ASAYİŞ - 10 Ekim 2024 Perşembe 09:31

Ormanlık alanda uyuşturucu yetiştiren şüpheliler suçüstü yakalandı

A
A
A
Ormanlık alanda uyuşturucu yetiştiren şüpheliler suçüstü yakalandı

Mersin’in Silifke ilçesinde ormanlık alanda uyuşturucu yetiştirerek ticaretini yaptıkları belirlenen şüpheliler, jandarma ekiplerince suçüstü yakalandı.


İl Jandarma Komutanlığından yapılan açıklamaya göre, Silifke ilçesinde 3 şahsın uyuşturucu madde ticareti yaptığı bilgisine ulaşan ekipler, şüphelileri yakalamak için çalışma başlattı. Şüphelileri takibe alan ekipler, elde edilen bilgiler doğrultusunda ormanlık alandaki adrese operasyon düzenledi.

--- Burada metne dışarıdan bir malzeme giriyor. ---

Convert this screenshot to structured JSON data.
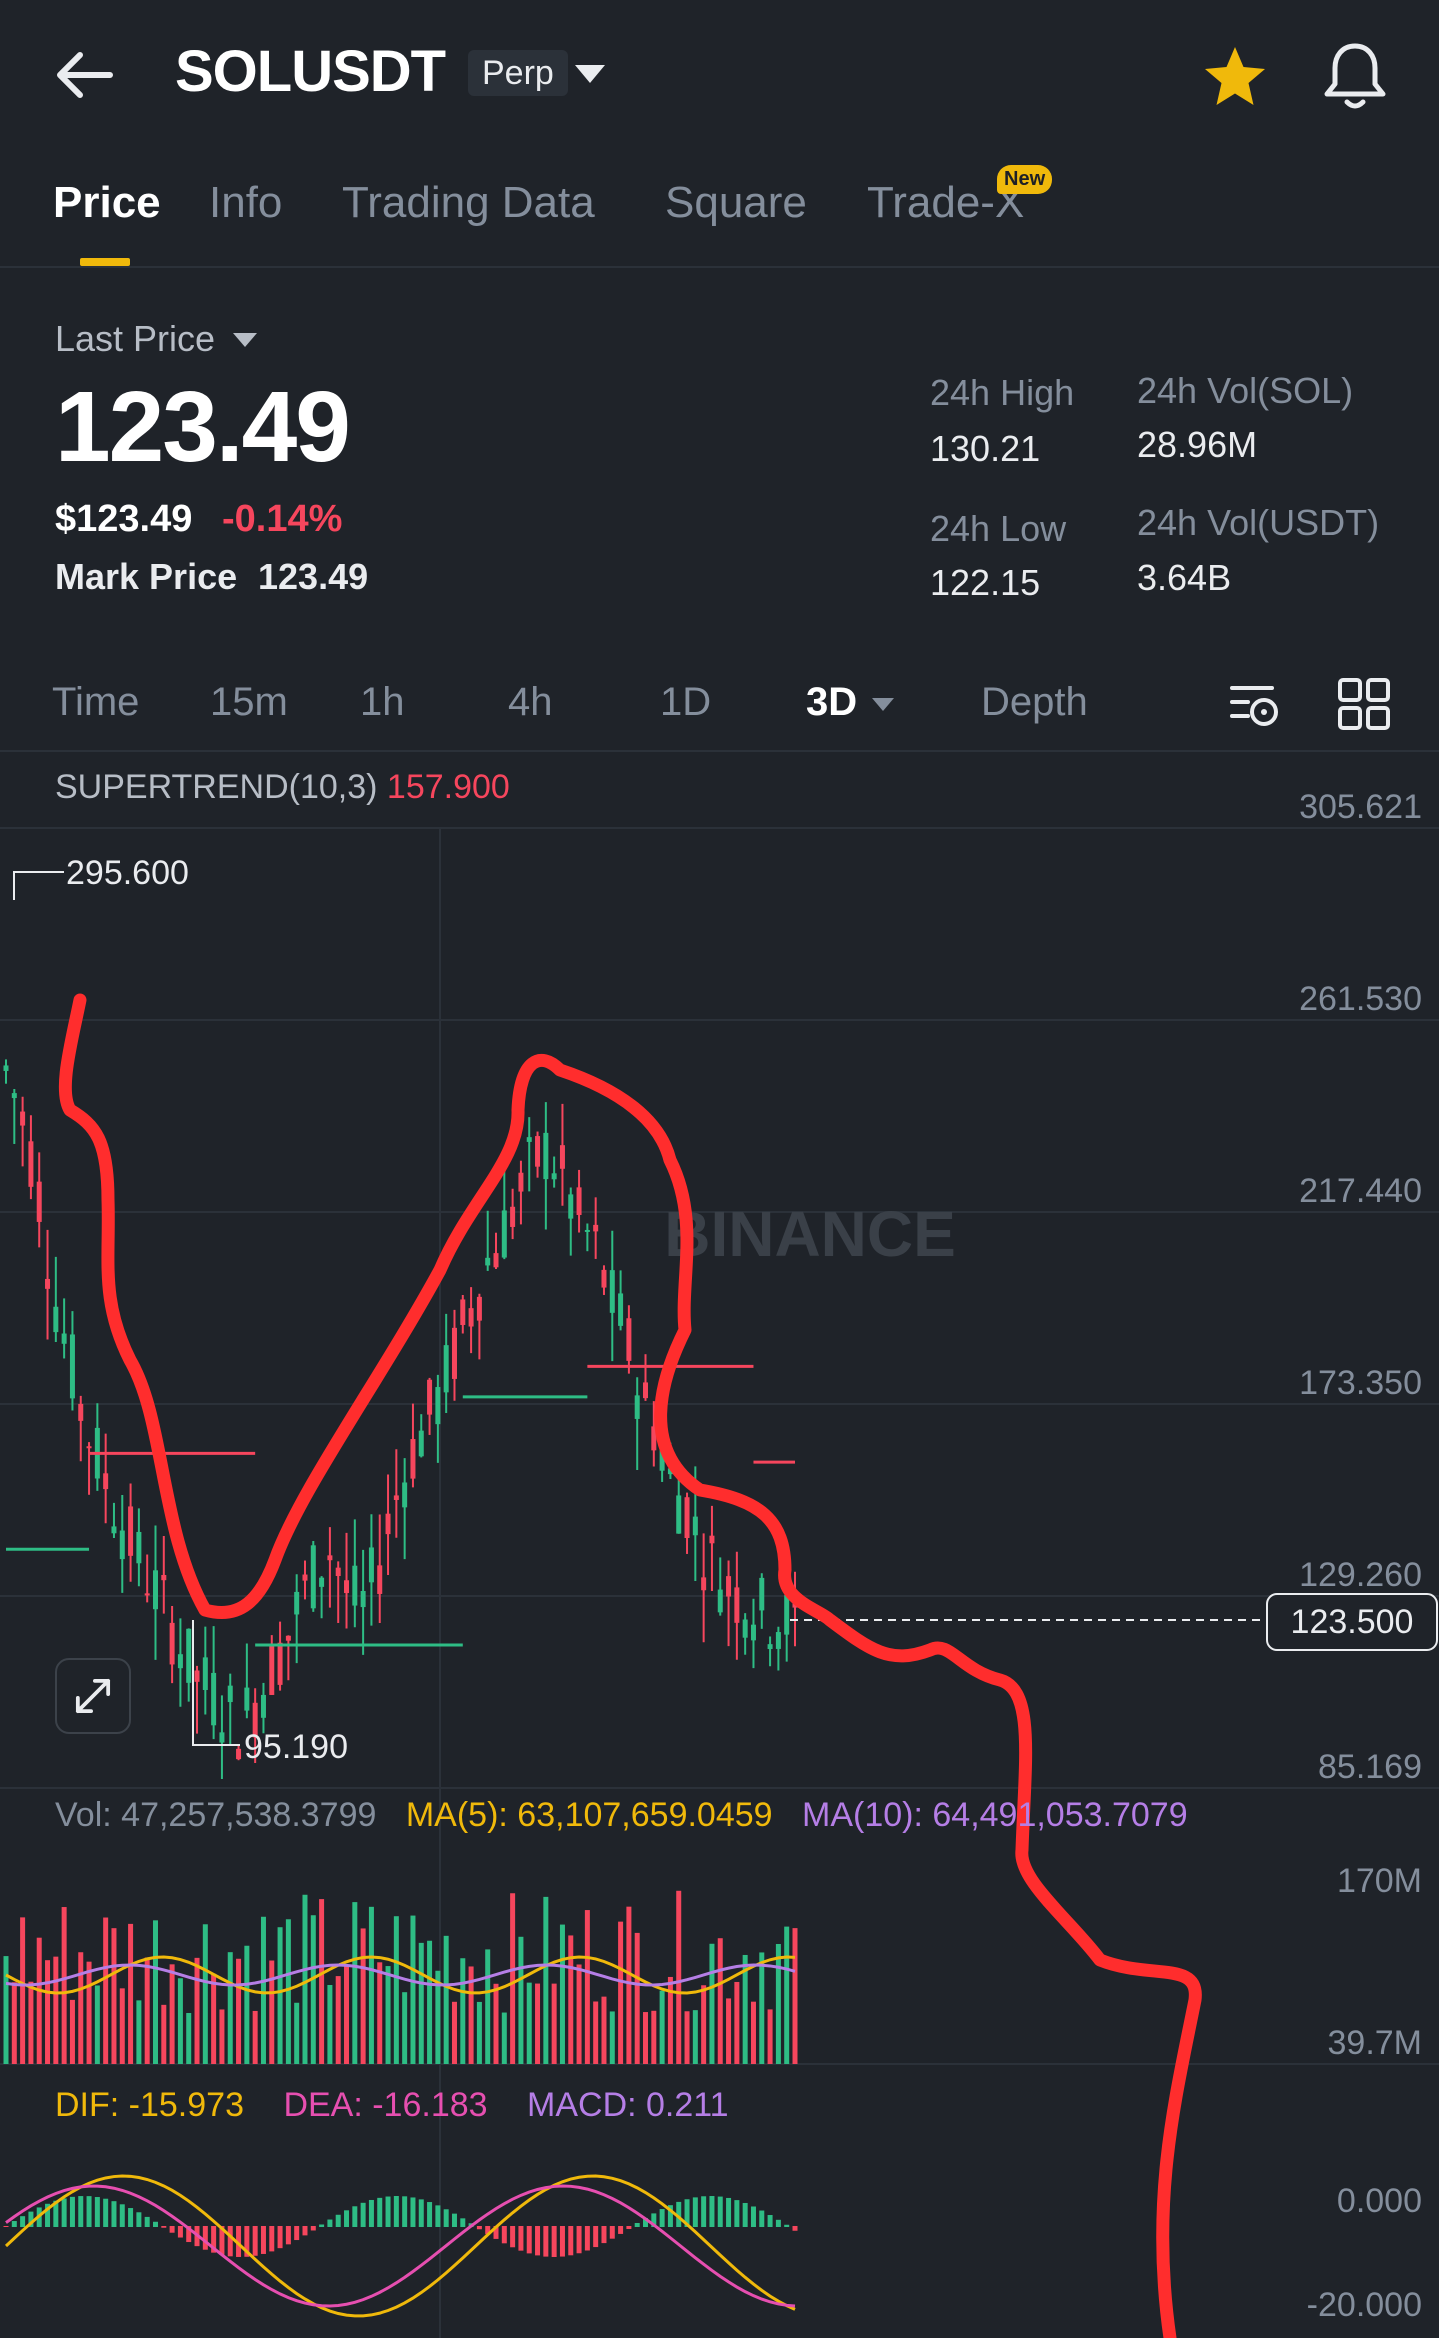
{
  "header": {
    "symbol": "SOLUSDT",
    "contract_type": "Perp",
    "icons": [
      "back-arrow-icon",
      "chevron-down-icon",
      "star-icon",
      "bell-icon"
    ]
  },
  "tabs": [
    {
      "label": "Price",
      "active": true
    },
    {
      "label": "Info"
    },
    {
      "label": "Trading Data"
    },
    {
      "label": "Square"
    },
    {
      "label": "Trade-X",
      "badge": "New"
    }
  ],
  "price": {
    "label": "Last Price",
    "last": "123.49",
    "usd": "$123.49",
    "change": "-0.14%",
    "mark_label": "Mark Price",
    "mark_value": "123.49"
  },
  "stats": {
    "high_label": "24h High",
    "high": "130.21",
    "low_label": "24h Low",
    "low": "122.15",
    "vol_sol_label": "24h Vol(SOL)",
    "vol_sol": "28.96M",
    "vol_usdt_label": "24h Vol(USDT)",
    "vol_usdt": "3.64B"
  },
  "intervals": [
    "Time",
    "15m",
    "1h",
    "4h",
    "1D",
    "3D",
    "Depth"
  ],
  "selected_interval": "3D",
  "watermark": "BINANCE",
  "colors": {
    "up": "#2ebd85",
    "down": "#f6465d",
    "accent": "#f0b90b",
    "ma5": "#f0b90b",
    "ma10": "#b57ee6",
    "dif": "#f0b90b",
    "dea": "#e64fb0",
    "annotation": "#ff2d2d"
  },
  "chart_data": [
    {
      "type": "candlestick",
      "indicator": "SUPERTREND(10,3)",
      "indicator_value": "157.900",
      "y_ticks": [
        "305.621",
        "261.530",
        "217.440",
        "173.350",
        "129.260",
        "85.169"
      ],
      "ylim": [
        85.169,
        305.621
      ],
      "high_marker": "295.600",
      "low_marker": "95.190",
      "current_price_tag": "123.500",
      "current_price": 123.5,
      "close_path": [
        250,
        240,
        225,
        200,
        185,
        170,
        160,
        150,
        142,
        135,
        128,
        120,
        112,
        108,
        104,
        100,
        104,
        112,
        118,
        128,
        135,
        140,
        130,
        126,
        135,
        150,
        160,
        168,
        175,
        185,
        195,
        205,
        212,
        220,
        228,
        232,
        225,
        215,
        210,
        198,
        190,
        175,
        168,
        155,
        150,
        140,
        135,
        130,
        128,
        125,
        124,
        123.5
      ]
    },
    {
      "type": "bar",
      "vol_label": "Vol: 47,257,538.3799",
      "ma5_label": "MA(5): 63,107,659.0459",
      "ma10_label": "MA(10): 64,491,053.7079",
      "y_ticks": [
        "170M",
        "39.7M"
      ]
    },
    {
      "type": "line",
      "dif_label": "DIF: -15.973",
      "dea_label": "DEA: -16.183",
      "macd_label": "MACD: 0.211",
      "y_ticks": [
        "0.000",
        "-20.000"
      ]
    }
  ]
}
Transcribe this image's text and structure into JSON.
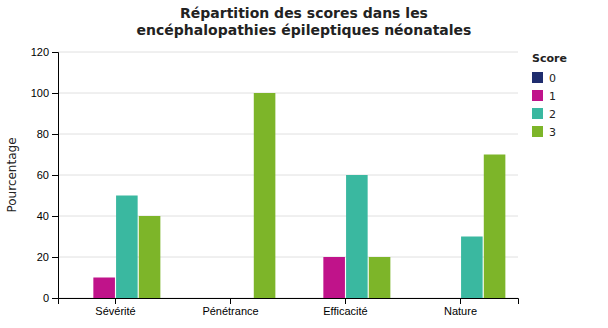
{
  "chart_data": {
    "type": "bar",
    "title": "Répartition des scores dans les\nencéphalopathies épileptiques néonatales",
    "y_label": "Pourcentage",
    "legend_title": "Score",
    "categories": [
      "Sévérité",
      "Pénétrance",
      "Efficacité",
      "Nature"
    ],
    "series": [
      {
        "name": "0",
        "color": "#1f2d6e",
        "values": [
          0,
          0,
          0,
          0
        ]
      },
      {
        "name": "1",
        "color": "#c0138a",
        "values": [
          10,
          0,
          20,
          0
        ]
      },
      {
        "name": "2",
        "color": "#3ab8a0",
        "values": [
          50,
          0,
          60,
          30
        ]
      },
      {
        "name": "3",
        "color": "#7db529",
        "values": [
          40,
          100,
          20,
          70
        ]
      }
    ],
    "ylim": [
      0,
      120
    ],
    "yticks": [
      0,
      20,
      40,
      60,
      80,
      100,
      120
    ],
    "grid": true,
    "legend": "upper right"
  }
}
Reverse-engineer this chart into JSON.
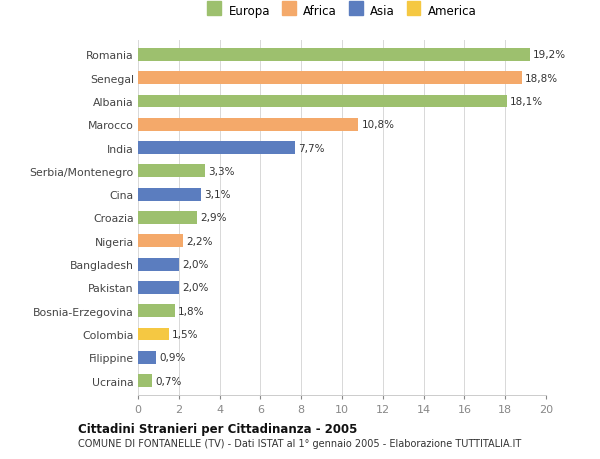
{
  "countries": [
    "Romania",
    "Senegal",
    "Albania",
    "Marocco",
    "India",
    "Serbia/Montenegro",
    "Cina",
    "Croazia",
    "Nigeria",
    "Bangladesh",
    "Pakistan",
    "Bosnia-Erzegovina",
    "Colombia",
    "Filippine",
    "Ucraina"
  ],
  "values": [
    19.2,
    18.8,
    18.1,
    10.8,
    7.7,
    3.3,
    3.1,
    2.9,
    2.2,
    2.0,
    2.0,
    1.8,
    1.5,
    0.9,
    0.7
  ],
  "labels": [
    "19,2%",
    "18,8%",
    "18,1%",
    "10,8%",
    "7,7%",
    "3,3%",
    "3,1%",
    "2,9%",
    "2,2%",
    "2,0%",
    "2,0%",
    "1,8%",
    "1,5%",
    "0,9%",
    "0,7%"
  ],
  "colors": [
    "#9dc06e",
    "#f4a96a",
    "#9dc06e",
    "#f4a96a",
    "#5b7dbf",
    "#9dc06e",
    "#5b7dbf",
    "#9dc06e",
    "#f4a96a",
    "#5b7dbf",
    "#5b7dbf",
    "#9dc06e",
    "#f5c842",
    "#5b7dbf",
    "#9dc06e"
  ],
  "legend_labels": [
    "Europa",
    "Africa",
    "Asia",
    "America"
  ],
  "legend_colors": [
    "#9dc06e",
    "#f4a96a",
    "#5b7dbf",
    "#f5c842"
  ],
  "title": "Cittadini Stranieri per Cittadinanza - 2005",
  "subtitle": "COMUNE DI FONTANELLE (TV) - Dati ISTAT al 1° gennaio 2005 - Elaborazione TUTTITALIA.IT",
  "xlim": [
    0,
    20
  ],
  "xticks": [
    0,
    2,
    4,
    6,
    8,
    10,
    12,
    14,
    16,
    18,
    20
  ],
  "background_color": "#ffffff",
  "grid_color": "#d8d8d8",
  "bar_height": 0.55
}
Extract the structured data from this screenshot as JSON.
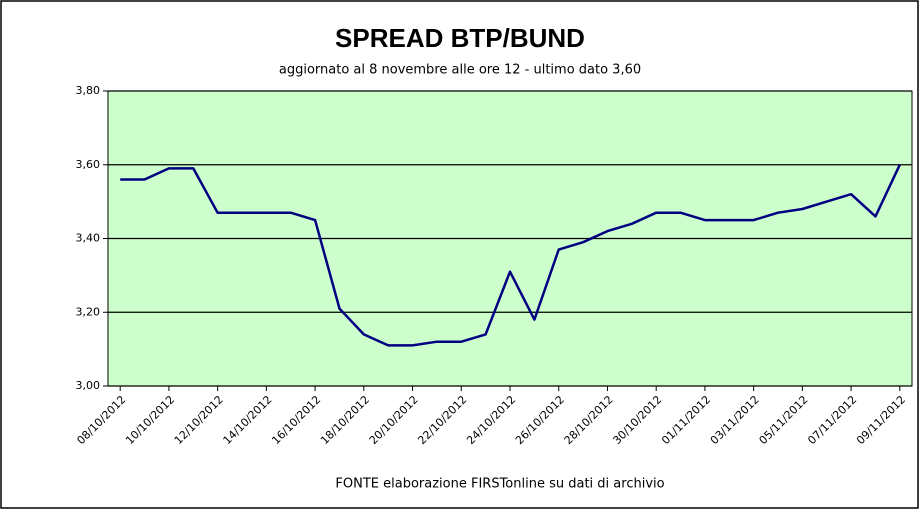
{
  "chart_data": {
    "type": "line",
    "title": "SPREAD  BTP/BUND",
    "subtitle": "aggiornato al 8 novembre alle ore 12 - ultimo dato 3,60",
    "source": "FONTE elaborazione FIRSTonline su dati di archivio",
    "categories": [
      "08/10/2012",
      null,
      "10/10/2012",
      null,
      "12/10/2012",
      null,
      "14/10/2012",
      null,
      "16/10/2012",
      null,
      "18/10/2012",
      null,
      "20/10/2012",
      null,
      "22/10/2012",
      null,
      "24/10/2012",
      null,
      "26/10/2012",
      null,
      "28/10/2012",
      null,
      "30/10/2012",
      null,
      "01/11/2012",
      null,
      "03/11/2012",
      null,
      "05/11/2012",
      null,
      "07/11/2012",
      null,
      "09/11/2012"
    ],
    "series": [
      {
        "name": "Spread",
        "color": "#000080",
        "values": [
          3.56,
          3.56,
          3.59,
          3.59,
          3.47,
          3.47,
          3.47,
          3.47,
          3.45,
          3.21,
          3.14,
          3.11,
          3.11,
          3.12,
          3.12,
          3.14,
          3.31,
          3.18,
          3.37,
          3.39,
          3.42,
          3.44,
          3.47,
          3.47,
          3.45,
          3.45,
          3.45,
          3.47,
          3.48,
          3.5,
          3.52,
          3.46,
          3.6
        ]
      }
    ],
    "ylim": [
      3,
      3.8
    ],
    "yticks": [
      {
        "value": 3,
        "label": "3,00"
      },
      {
        "value": 3.2,
        "label": "3,20"
      },
      {
        "value": 3.4,
        "label": "3,40"
      },
      {
        "value": 3.6,
        "label": "3,60"
      },
      {
        "value": 3.8,
        "label": "3,80"
      }
    ],
    "grid": true,
    "plot_color": "#ccffcc"
  }
}
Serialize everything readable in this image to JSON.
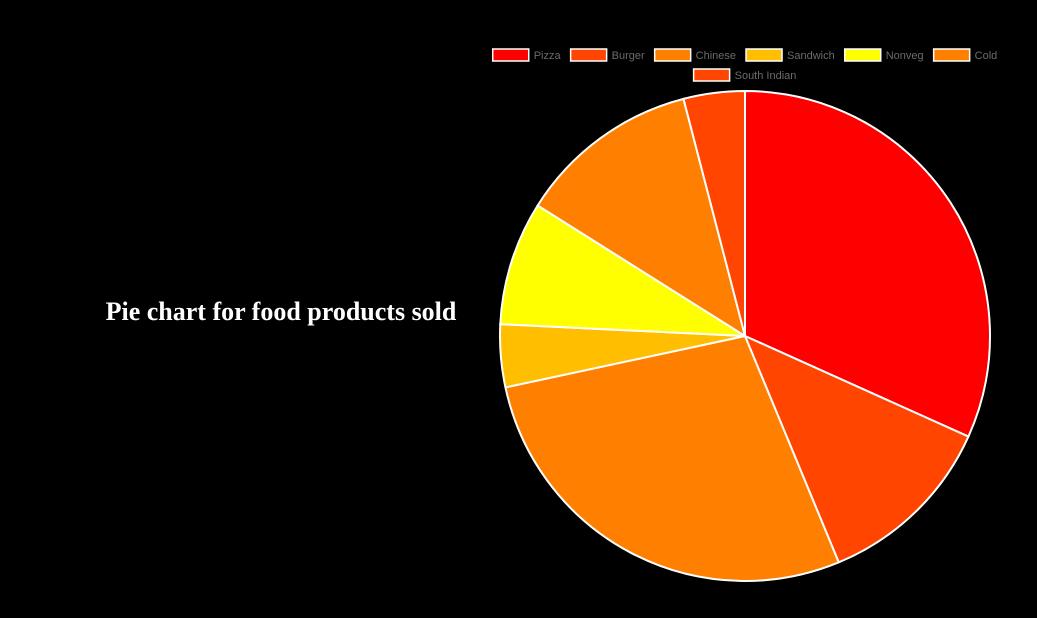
{
  "page": {
    "title": "Pie chart for food products sold"
  },
  "chart_data": {
    "type": "pie",
    "title": "",
    "legend_position": "top",
    "slice_border_color": "#ffffff",
    "categories": [
      "Pizza",
      "Burger",
      "Chinese",
      "Sandwich",
      "Nonveg",
      "Cold",
      "South Indian"
    ],
    "values": [
      33,
      12.5,
      29,
      4.3,
      8.5,
      12.5,
      4.2
    ],
    "colors": [
      "#ff0000",
      "#ff4500",
      "#ff7f00",
      "#ffbf00",
      "#ffff00",
      "#ff7f00",
      "#ff4500"
    ]
  }
}
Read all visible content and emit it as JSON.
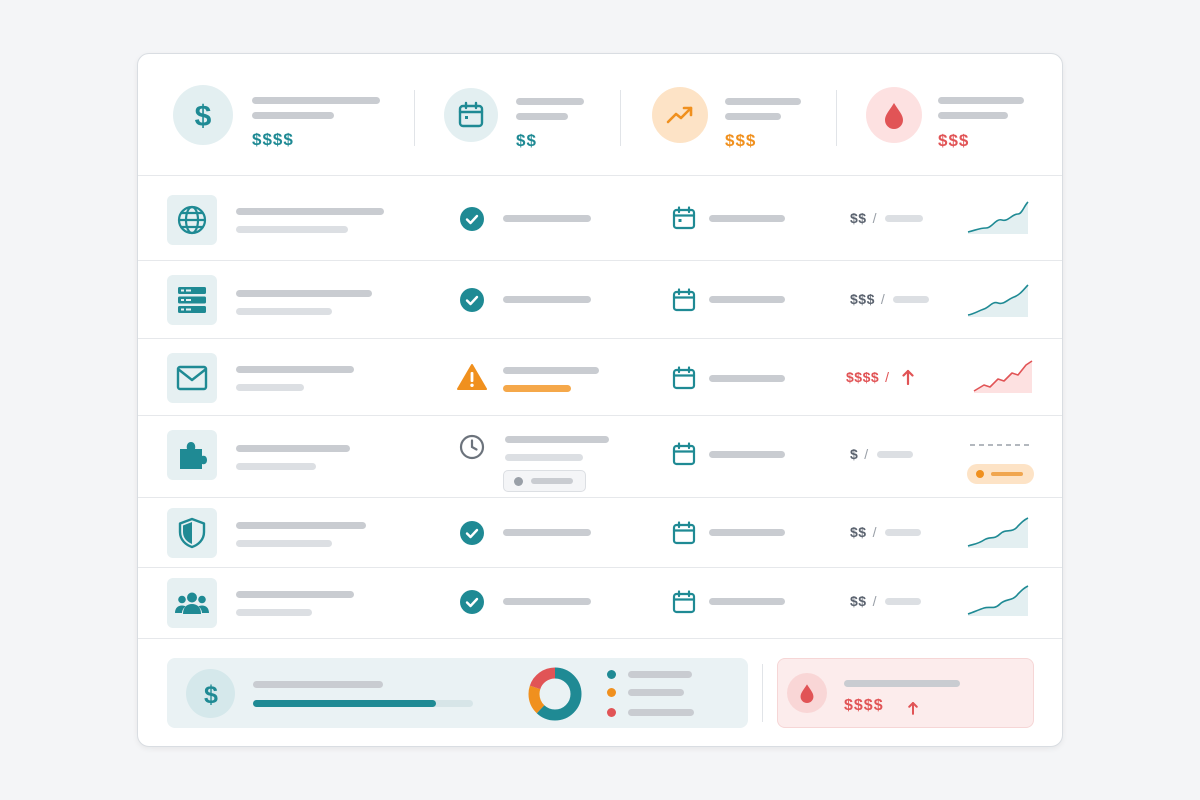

Operasyonda 3 şüpheli gözaltına alınırken, yapılan aramalarda 5 kilo 245 gram kubar esrar, 20 kenevir tohumu, 5 av tüfeği, 2 tabanca, 2 dedektör, 3 yaban keçisi boynuzu ile 1 bıçak ele geçirildi.


Yakalanan şüpheli şahıslar işlemleri tamamlanmak üzere Jandarma Komutanlığına götürüldü.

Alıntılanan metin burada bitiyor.